Conséquences pour les importateurs, les pharmaciens et les patients
Si la ligne hessoise s’impose, le coût de l’importation augmente sensiblement. Un séchage et une transformation conformes aux GMP sur le site de récolte nécessitent des installations coûteuses et du personnel qualifié. Les petits producteurs de pays tiers pourraient perdre l’accès au marché européen, tandis que les plus grands devraient investir massivement.
Pour les patientes et patients, la question porte finalement sur la disponibilité et le prix. Le marché allemand a connu récemment une baisse de prix notable. En même temps, les flux d’importation se déplacent, comme le montrent les importations record britanniques et le détour par le Canada. Une interprétation plus stricte des GMP pourrait accélérer ces mouvements.
Le conflit entre l’importation légale et le contrôle des autorités n’est pas entièrement nouveau. Par le passé, un cas a déjà fait sensation lorsque les douanes ont saisi du cannabis légalement importé. L’ampleur de l’impact de la pression réglementaire sur le marché est également visible dans le domaine du remboursement.
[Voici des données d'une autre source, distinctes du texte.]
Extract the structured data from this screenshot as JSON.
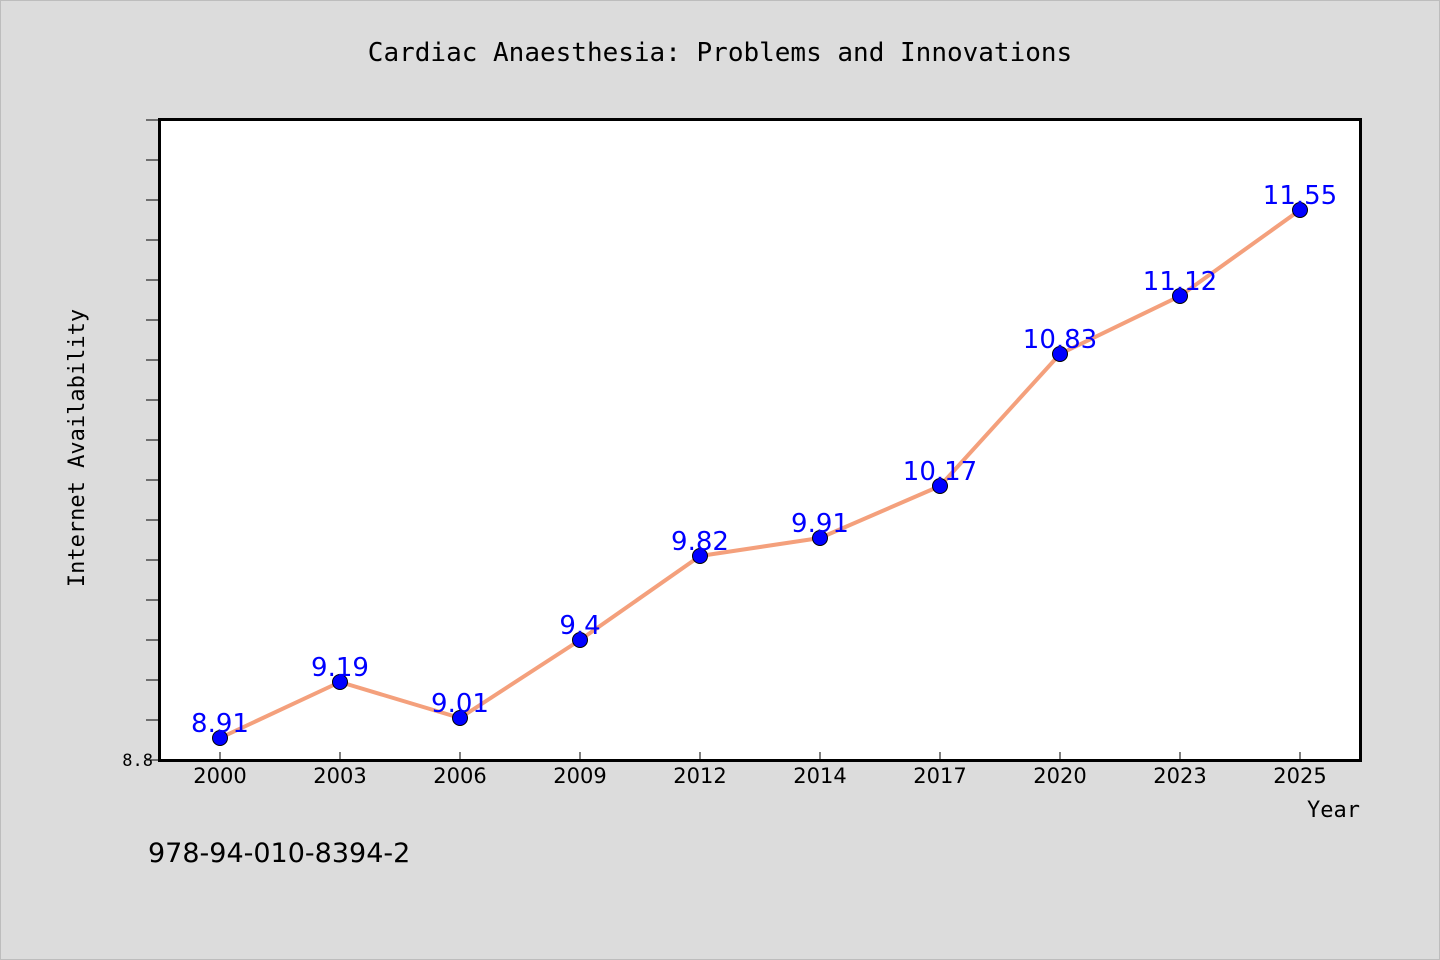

Récemment, le Bundestag a débattu de la menace de fin du remboursement des fleurs de cannabis sur ordonnance.
Questions fréquemment posées
Qu’est-ce que le GMP-Washing ?
Le terme décrit la pratique d’importer des fleurs de cannabis avec le statut GACP moins cher et de les transformer en produits pharmaceutiques en Europe. Les critiques y voient une contournement de l’obligation GMP qui devrait s’appliquer plus tôt. L’autorité hessoise rejette explicitement cette approche.
Quelles sont les différences entre GACP et GMP ?
GACP régit la culture et le traitement initial de la récolte selon les normes agricoles. GMP est la norme de fabrication pharmaceutique avec des exigences strictes en matière de documentation, d’installations et de contrôle des processus. Le différend porte sur le point exact où la limite entre les deux se situe.
Pourquoi le séchage est-il si décisif ?
Le séchage détermine la teneur en humidité résiduelle, le profil terpénique et la charge microbienne des fleurs. Selon l’autorité hessoise, il s’agit donc d’une étape critique de la fabrication qui doit être contrôlée selon les normes GMP. C’est précisément à ce stade que commence le conflit réglementaire.
Quelles sont les conséquences d’une interprétation stricte pour les patients ?
Si la ligne hessoise devient la norme, l’importation et la transformation pourraient devenir plus coûteuses. Cela peut affecter la disponibilité et le prix de certaines variétés. L’approvisionnement reste assuré à court terme, mais des changements dans l’offre sont possibles à moyen terme.
Cette réglementation s’applique-t-elle à l’échelle nationale ?
Non. La circulaire émane de l’office hessois de la santé et des soins et s’applique d’abord à la Hesse. D’autres États fédéraux tracent la limite entre GACP et GMP différemment. Il n’existe actuellement pas de ligne uniforme à l’échelle fédérale.
Sollte die GMP-Pflicht bereits bei der Trocknung am Ernteort beginnen?
Sources : Hessisches Landesamt für Gesundheit und Pflege (circulaire, juin 2026) ; Business of Cannabis ; Krautinvest.